北朝鮮は条約に基づき、ウクライナと戦争するロシアを支援するために軍事器材などを援助するだけではなく、1万人を超える兵力を派遣している。一方、イランとロシアとの間は軍事的協力ではもっと長い歴史がある。シリアの内戦ではアサド政権を支援するためにイランが2011年にシリア内戦に介入、ロシアは2015年にシリア内戦に参戦している。すなわち、ロシアとイランはシリア内戦を通じて既に軍事的に連携を深めてきているのだ。

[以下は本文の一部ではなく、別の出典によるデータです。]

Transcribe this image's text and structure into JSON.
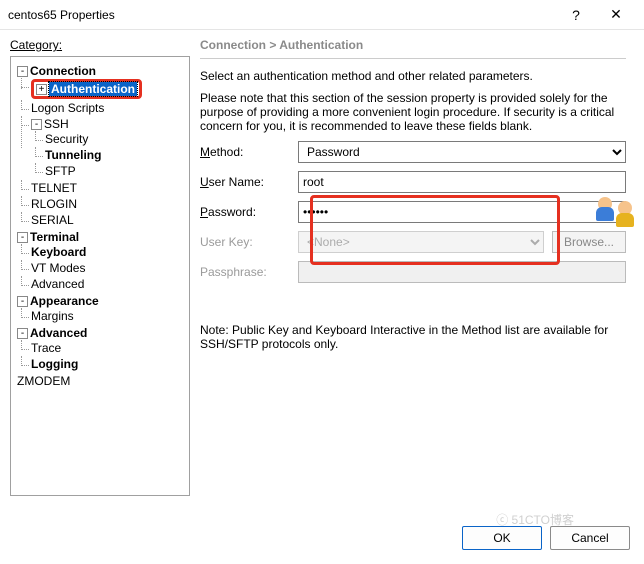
{
  "window": {
    "title": "centos65 Properties",
    "help": "?",
    "close": "✕"
  },
  "category_label": "Category:",
  "tree": {
    "connection": "Connection",
    "authentication": "Authentication",
    "logon_scripts": "Logon Scripts",
    "ssh": "SSH",
    "security": "Security",
    "tunneling": "Tunneling",
    "sftp": "SFTP",
    "telnet": "TELNET",
    "rlogin": "RLOGIN",
    "serial": "SERIAL",
    "terminal": "Terminal",
    "keyboard": "Keyboard",
    "vt_modes": "VT Modes",
    "advanced_t": "Advanced",
    "appearance": "Appearance",
    "margins": "Margins",
    "advanced": "Advanced",
    "trace": "Trace",
    "logging": "Logging",
    "zmodem": "ZMODEM"
  },
  "panel": {
    "breadcrumb": "Connection > Authentication",
    "desc1": "Select an authentication method and other related parameters.",
    "desc2": "Please note that this section of the session property is provided solely for the purpose of providing a more convenient login procedure. If security is a critical concern for you, it is recommended to leave these fields blank.",
    "method_label": "Method:",
    "method_value": "Password",
    "user_label": "User Name:",
    "user_value": "root",
    "password_label": "Password:",
    "password_value": "••••••",
    "userkey_label": "User Key:",
    "userkey_value": "<None>",
    "browse": "Browse...",
    "passphrase_label": "Passphrase:",
    "note": "Note: Public Key and Keyboard Interactive in the Method list are available for SSH/SFTP protocols only."
  },
  "footer": {
    "ok": "OK",
    "cancel": "Cancel"
  },
  "watermark": "ⓒ 51CTO博客"
}
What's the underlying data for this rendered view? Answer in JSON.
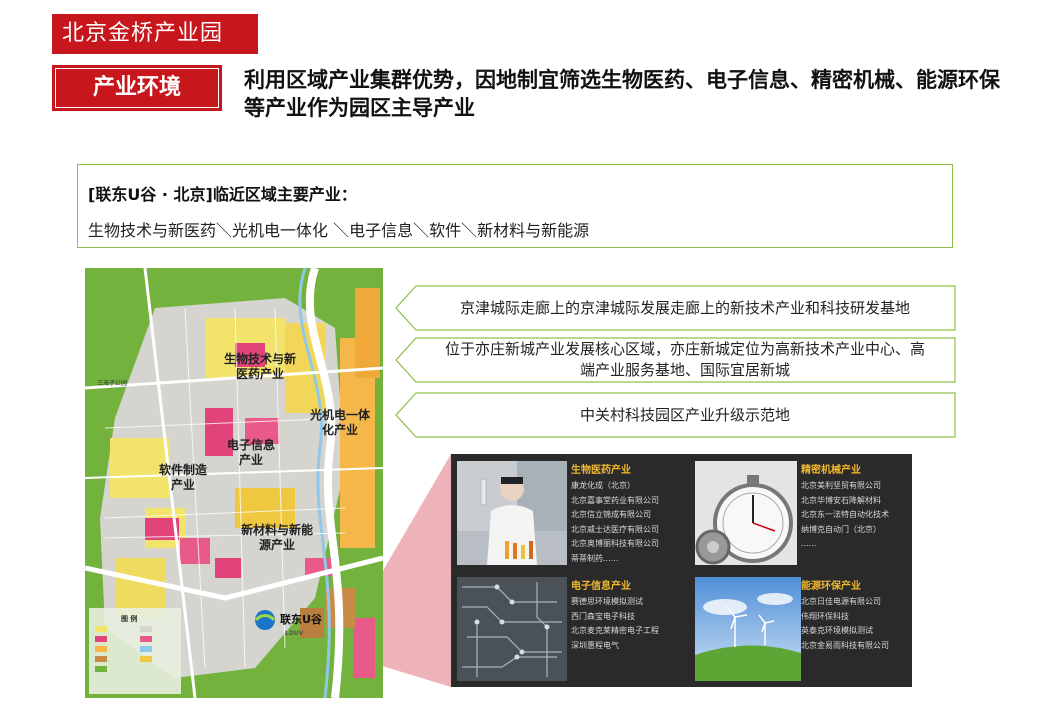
{
  "header": {
    "park_title": "北京金桥产业园",
    "section_label": "产业环境",
    "headline": "利用区域产业集群优势，因地制宜筛选生物医药、电子信息、精密机械、能源环保等产业作为园区主导产业"
  },
  "region": {
    "title": "[联东U谷 · 北京]临近区域主要产业：",
    "industries": "生物技术与新医药＼光机电一体化 ＼电子信息＼软件＼新材料与新能源"
  },
  "map": {
    "zones": {
      "biotech": "生物技术与新医药产业",
      "optomech": "光机电一体化产业",
      "electronic": "电子信息产业",
      "software": "软件制造产业",
      "materials": "新材料与新能源产业"
    },
    "logo_cn": "联东U谷",
    "logo_en": "LDUV",
    "road_label": "三海子公园",
    "legend_title": "图 例"
  },
  "callouts": [
    "京津城际走廊上的京津城际发展走廊上的新技术产业和科技研发基地",
    "位于亦庄新城产业发展核心区域，亦庄新城定位为高新技术产业中心、高端产业服务基地、国际宜居新城",
    "中关村科技园区产业升级示范地"
  ],
  "industries": [
    {
      "category": "生物医药产业",
      "companies": [
        "康龙化成（北京）",
        "北京嘉事堂药业有限公司",
        "北京信立锦成有限公司",
        "北京威士达医疗有限公司",
        "北京奥博丽科技有限公司",
        "蒂蒂制药......"
      ]
    },
    {
      "category": "精密机械产业",
      "companies": [
        "北京美利坚贸有限公司",
        "北京华博安石降解材料",
        "北京东一法特自动化技术",
        "纳博克自动门（北京）",
        "......"
      ]
    },
    {
      "category": "电子信息产业",
      "companies": [
        "赛德思环境模拟测试",
        "西门森宝电子科技",
        "北京麦克莱精密电子工程",
        "深圳惠程电气"
      ]
    },
    {
      "category": "能源环保产业",
      "companies": [
        "北京日佳电源有限公司",
        "伟翔环保科技",
        "英泰克环境模拟测试",
        "北京金易雨科技有限公司"
      ]
    }
  ],
  "colors": {
    "brand_red": "#c8161d",
    "green_border": "#8cc04a",
    "gold": "#f0b830"
  }
}
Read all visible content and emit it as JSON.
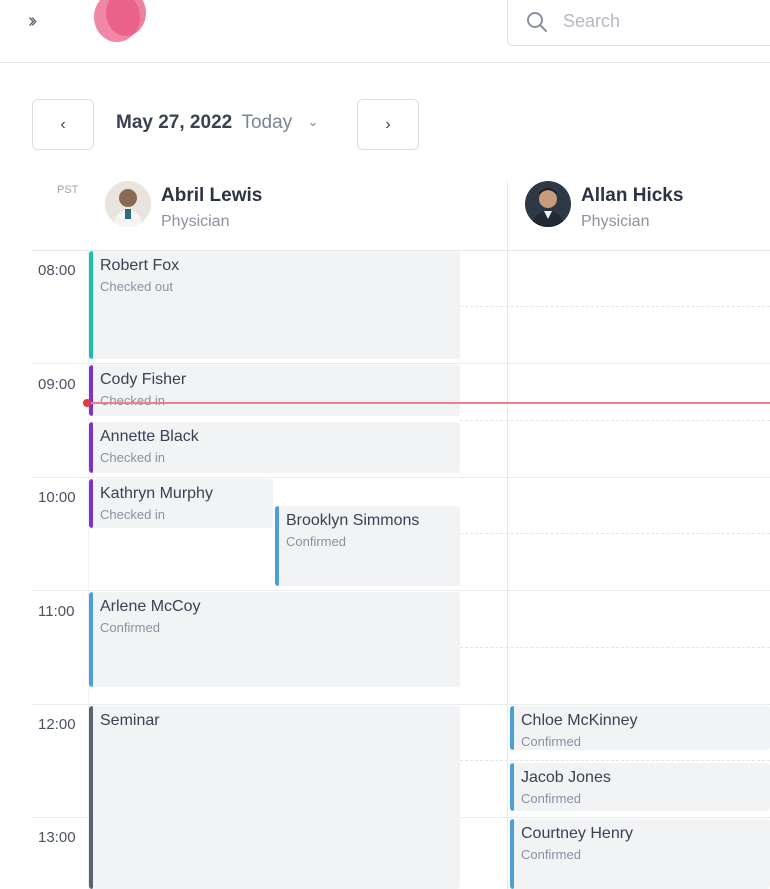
{
  "header": {
    "expand_icon": "double-chevron-right-icon",
    "search_placeholder": "Search"
  },
  "date_nav": {
    "prev_label": "‹",
    "next_label": "›",
    "date": "May 27, 2022",
    "today_label": "Today",
    "caret": "⌄"
  },
  "schedule": {
    "timezone": "PST",
    "time_labels": [
      "08:00",
      "09:00",
      "10:00",
      "11:00",
      "12:00",
      "13:00"
    ],
    "providers": [
      {
        "name": "Abril Lewis",
        "role": "Physician"
      },
      {
        "name": "Allan Hicks",
        "role": "Physician"
      }
    ],
    "events": [
      {
        "name": "Robert Fox",
        "status": "Checked out",
        "provider": "Abril Lewis",
        "color": "#1bbfa5"
      },
      {
        "name": "Cody Fisher",
        "status": "Checked in",
        "provider": "Abril Lewis",
        "color": "#7b35c4"
      },
      {
        "name": "Annette Black",
        "status": "Checked in",
        "provider": "Abril Lewis",
        "color": "#7b35c4"
      },
      {
        "name": "Kathryn Murphy",
        "status": "Checked in",
        "provider": "Abril Lewis",
        "color": "#7b35c4"
      },
      {
        "name": "Brooklyn Simmons",
        "status": "Confirmed",
        "provider": "Abril Lewis",
        "color": "#4a9fd8"
      },
      {
        "name": "Arlene McCoy",
        "status": "Confirmed",
        "provider": "Abril Lewis",
        "color": "#4a9fd8"
      },
      {
        "name": "Seminar",
        "status": "",
        "provider": "Abril Lewis",
        "color": "#596273"
      },
      {
        "name": "Chloe McKinney",
        "status": "Confirmed",
        "provider": "Allan Hicks",
        "color": "#4a9fd8"
      },
      {
        "name": "Jacob Jones",
        "status": "Confirmed",
        "provider": "Allan Hicks",
        "color": "#4a9fd8"
      },
      {
        "name": "Courtney Henry",
        "status": "Confirmed",
        "provider": "Allan Hicks",
        "color": "#4a9fd8"
      }
    ]
  },
  "colors": {
    "checked_out": "#1bbfa5",
    "checked_in": "#7b35c4",
    "confirmed": "#4a9fd8",
    "seminar": "#596273",
    "current_time": "#e53945"
  }
}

そのような意味合いもあって、ロシアとイラン間の「包括的戦略パートナーシップ条約」には軍事同盟といった内容は希薄となったというか、必要がなかったのではないか。対ロシアとの軍事関係ではニューカマーの北朝鮮にとってロシアとの関係が「軍事同盟」という性格を強調する必要性があったともいえる。「ロシアとイラン関係」と「ロシアと北朝鮮関係」はこれまでの人的交流や紛争地での連携などの歴史で明らかに異なるわけだ。対ウクライナ戦争では、イランはロシアに自国製の無人機や弾道ミサイルなどを送っていることはよく知られている。両国間は既に軍事同盟なのだ。